OEX Calendar Spreads

Several commentaries ago I wrote about the fact that calendar spreads inherently profit if implied volatility increases.

The reason for this is that they have net positive vega–the greek that tells you how sensitive an option is to changes in the implied volatility. For this reason, I recommended you look for calendar spreads in underlyings on the Underpriced Explosion Lists–those underlyings whose options are already underpriced–but I mentioned that the OEX is a special case.

This is because OEX options are almost always overpriced. A OEX option calendar spread is certainly in principle vulnerable to a collapse in the OEX implied volatility (the VIX) to the level of the historical volatility, but such an event does not seem to occur.

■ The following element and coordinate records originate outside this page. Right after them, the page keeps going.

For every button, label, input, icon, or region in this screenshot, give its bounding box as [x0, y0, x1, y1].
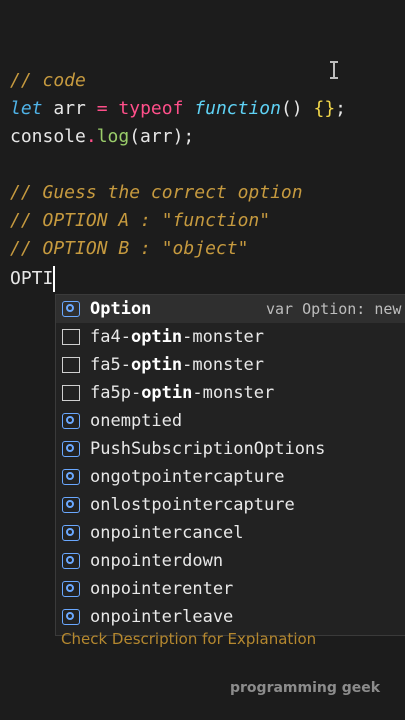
variable-icon — [62, 497, 80, 513]
keyword-typeof: typeof — [118, 98, 184, 119]
suggestion-label: onemptied — [90, 411, 183, 431]
suggestion-label: fa5p-optin-monster — [90, 383, 275, 403]
suggestion-label: onpointerleave — [90, 607, 234, 627]
suggestion-fa5-optin-monster[interactable]: fa5-optin-monster — [56, 351, 405, 379]
box-icon — [62, 329, 80, 345]
suggestion-ongotpointercapture[interactable]: ongotpointercapture — [56, 463, 405, 491]
parens: () — [280, 98, 314, 119]
code-line-4: // Guess the correct option — [10, 182, 303, 203]
variable-icon — [62, 553, 80, 569]
keyword-let: let — [10, 98, 43, 119]
suggestion-onpointercancel[interactable]: onpointercancel — [56, 519, 405, 547]
method-log: log — [96, 126, 130, 147]
suggestion-label: fa4-optin-monster — [90, 327, 265, 347]
suggestion-onpointerdown[interactable]: onpointerdown — [56, 547, 405, 575]
box-icon — [62, 357, 80, 373]
dot: . — [85, 126, 97, 147]
code-line-6: // OPTION B : "object" — [10, 238, 249, 259]
suggestion-pushsubscriptionoptions[interactable]: PushSubscriptionOptions — [56, 435, 405, 463]
suggestion-option[interactable]: Option var Option: new — [56, 295, 405, 323]
keyword-function: function — [194, 98, 281, 119]
suggestion-label: onpointerdown — [90, 551, 224, 571]
suggestion-label: PushSubscriptionOptions — [90, 439, 326, 459]
caption-text: Check Description for Explanation — [61, 630, 317, 648]
autocomplete-dropdown[interactable]: Option var Option: new fa4-optin-monster… — [55, 294, 405, 636]
suggestion-label: ongotpointercapture — [90, 467, 285, 487]
suggestion-onlostpointercapture[interactable]: onlostpointercapture — [56, 491, 405, 519]
suggestion-onpointerleave[interactable]: onpointerleave — [56, 603, 405, 631]
code-line-1: // code — [10, 70, 86, 91]
braces: {} — [313, 98, 336, 119]
code-line-2: let arr = typeof function() {}; — [10, 95, 346, 123]
variable-icon — [62, 441, 80, 457]
suggestion-fa5p-optin-monster[interactable]: fa5p-optin-monster — [56, 379, 405, 407]
variable-icon — [62, 609, 80, 625]
suggestion-label: Option — [90, 299, 152, 319]
suggestion-fa4-optin-monster[interactable]: fa4-optin-monster — [56, 323, 405, 351]
code-line-7[interactable]: OPTI — [10, 265, 53, 293]
suggestion-onemptied[interactable]: onemptied — [56, 407, 405, 435]
code-editor[interactable]: // code let arr = typeof function() {}; … — [0, 0, 405, 720]
variable-icon — [62, 581, 80, 597]
identifier-console: console — [10, 126, 86, 147]
suggestion-label: onpointercancel — [90, 523, 244, 543]
suggestion-onpointerenter[interactable]: onpointerenter — [56, 575, 405, 603]
identifier-arr: arr — [42, 98, 97, 119]
suggestion-label: fa5-optin-monster — [90, 355, 265, 375]
brand-watermark: programming geek — [230, 680, 381, 696]
variable-icon — [62, 469, 80, 485]
text-caret — [53, 266, 55, 292]
code-line-5: // OPTION A : "function" — [10, 210, 271, 231]
code-line-3: console.log(arr); — [10, 123, 194, 151]
operator-equals: = — [96, 98, 108, 119]
suggestion-label: onlostpointercapture — [90, 495, 295, 515]
call-args: (arr); — [129, 126, 195, 147]
variable-icon — [62, 413, 80, 429]
box-icon — [62, 385, 80, 401]
variable-icon — [62, 525, 80, 541]
variable-icon — [62, 301, 80, 317]
suggestion-detail: var Option: new — [266, 300, 402, 318]
suggestion-label: onpointerenter — [90, 579, 234, 599]
semicolon: ; — [335, 98, 347, 119]
text-cursor-icon — [330, 61, 338, 79]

So what criteria should you use for OEX calendar spreads? One natural approach is to look at the average implied volatility of OEX options in some recent time period, and call OEX options “overpriced” (read “vulnerable to collapse”) if they are near the top end of their historical levels and “underpriced” (read “low risk”) if they are at the bottom end of their historical levels.

This approach entails keeping or having access to a daily implied volatility record. In fact, it would be helpful to have this kind of record for all the various potential underlyings. This is tedious and time consuming to do by hand, but fortunately there is computer software that will generate these values and archive them for you. More on this later.